Steve's brother Dan is a lieutenant with the Iowa City Fire Department, which he said is in a similar situation in that cardiac stress tests are not mandated unless a firefighter displays symptoms—even then the test is conducted by the person's own physician. But the difference between Iowa City and Ames, Dan Buser said, is that to the best of his knowledge, the Iowa City Fire Department has never conducted mandatory cardiac stress tests (other than that initial test), regardless of age.
As a firefighter who would qualify for an annual test (Dan is 55), and as the brother of a firefighter who died as a result of cardiac issues, he said he is 100 percent behind conducting these tests regularly, regardless of age.
"This is just one of those jobs where you come from 0 to 100 miles-per-hour at the sound of tones going off," Buser said. "It's a great job; it's the best job in the world, but it's not the most cardiac friendly."
One of the biggest issues related to the screenings is the cost.

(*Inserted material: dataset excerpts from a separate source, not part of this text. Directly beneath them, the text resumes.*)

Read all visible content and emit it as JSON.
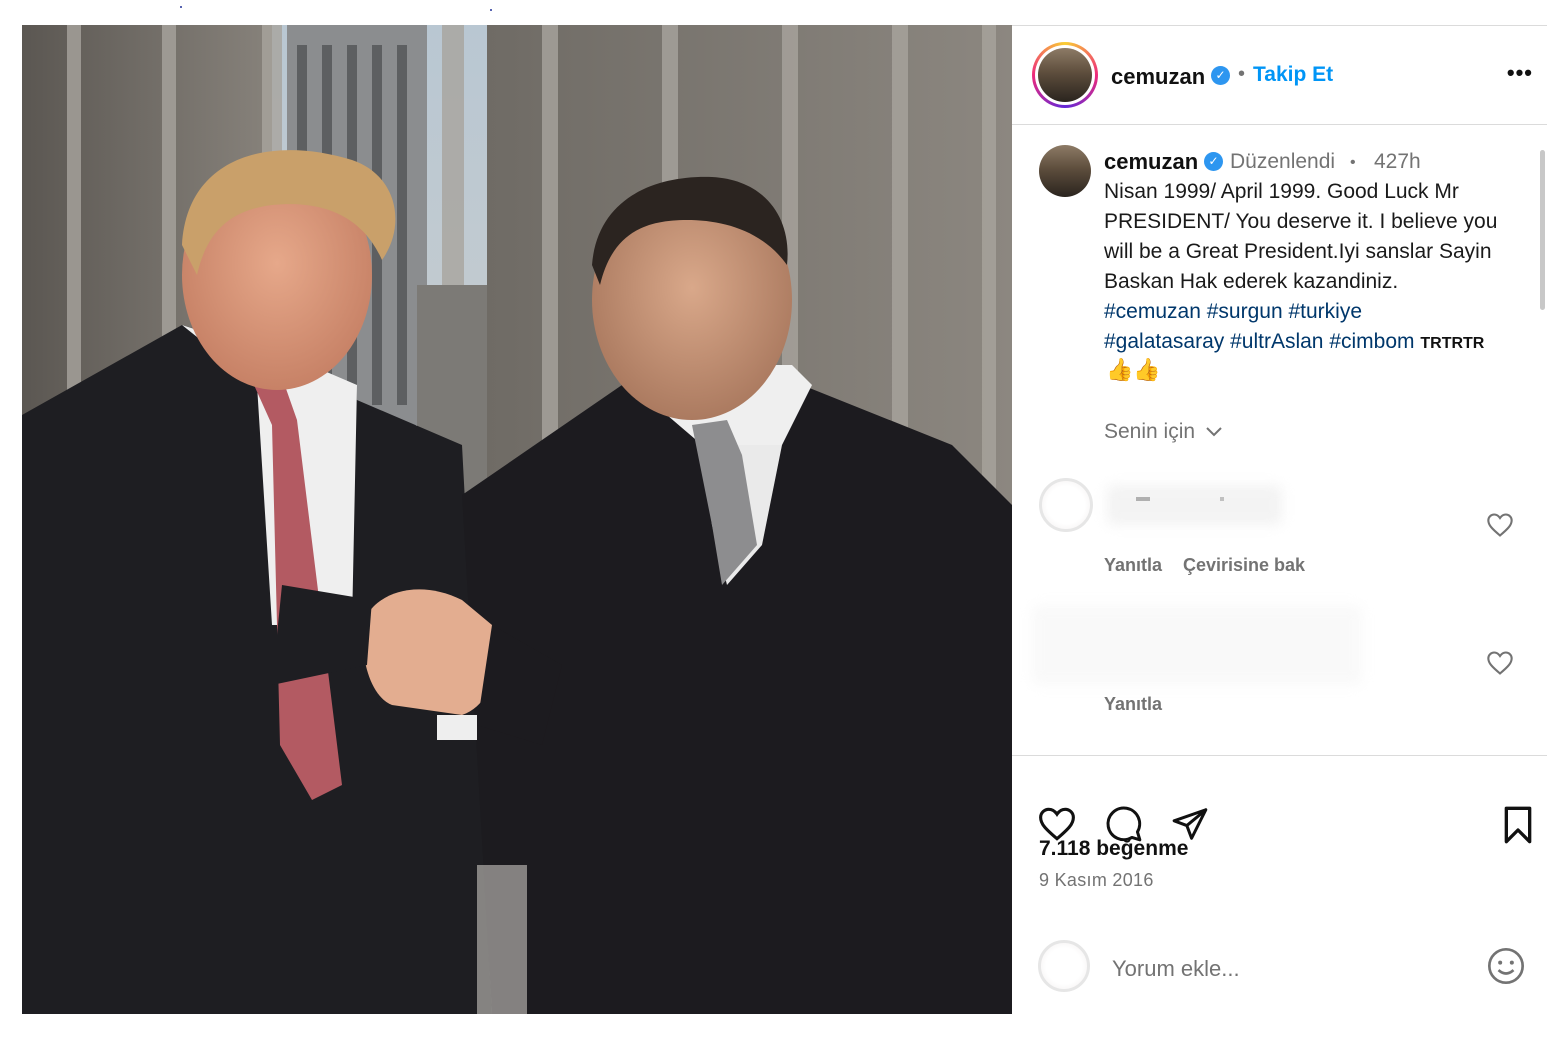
{
  "post": {
    "username": "cemuzan",
    "follow_label": "Takip Et",
    "more_label": "•••",
    "edited_label": "Düzenlendi",
    "time_ago": "427h",
    "caption_text": "Nisan 1999/ April 1999. Good Luck Mr PRESIDENT/ You deserve it. I believe you will be a Great President.Iyi sanslar Sayin Baskan Hak ederek kazandiniz.",
    "hashtags_line1": [
      "#cemuzan",
      "#surgun",
      "#turkiye"
    ],
    "hashtags_line2": [
      "#galatasaray",
      "#ultrAslan",
      "#cimbom"
    ],
    "caption_suffix": "TRTRTR",
    "emoji": "👍👍",
    "for_you_label": "Senin için",
    "likes": "7.118 beğenme",
    "date": "9 Kasım 2016",
    "comment_placeholder": "Yorum ekle..."
  },
  "comments": [
    {
      "reply_label": "Yanıtla",
      "translate_label": "Çevirisine bak"
    },
    {
      "reply_label": "Yanıtla"
    }
  ],
  "icons": {
    "verified": "verified-badge-icon",
    "like": "heart-icon",
    "comment": "comment-bubble-icon",
    "share": "paper-plane-icon",
    "save": "bookmark-icon",
    "emoji": "smiley-icon",
    "more": "more-horizontal-icon",
    "dropdown": "chevron-down-icon"
  },
  "colors": {
    "link": "#0095f6",
    "hashtag": "#00376b",
    "muted": "#737373",
    "verified": "#2d96f0"
  }
}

Though no specific cost was given, Neys said the test usually runs around $200, and with 50-some firefighters in the department, annual screenings can add up.
As Dan Buser spoke more about his brother, he emphasized how as one of nine children the family considered Steve to be the healthiest. Dan said he continues to disbelieve that something like a cardiac problem could go undetected with his brother.
And unlike Angie and Neys, Dan said he is convinced the test would have made a difference with his brother and he hopes for the sake of other firefighters and their families that this becomes a top priority at all departments.
"I hate to say it, but I have pretty strong feelings that if that had still been in place, something would have been caught with my little brother," Dan Buser said. "They would have seen some sort of preliminary blockage of something, and he would have acted on it."
Though Angie Buser cannot say if the test would have saved her husband's life, she said she has no difficulty using his death as an example, and hopes it can serve as a catalyst for change within the department.
"Steve would want this for other people," Angie said. "This is the worst thing that could happen, so let's learn from it and do something good for other people."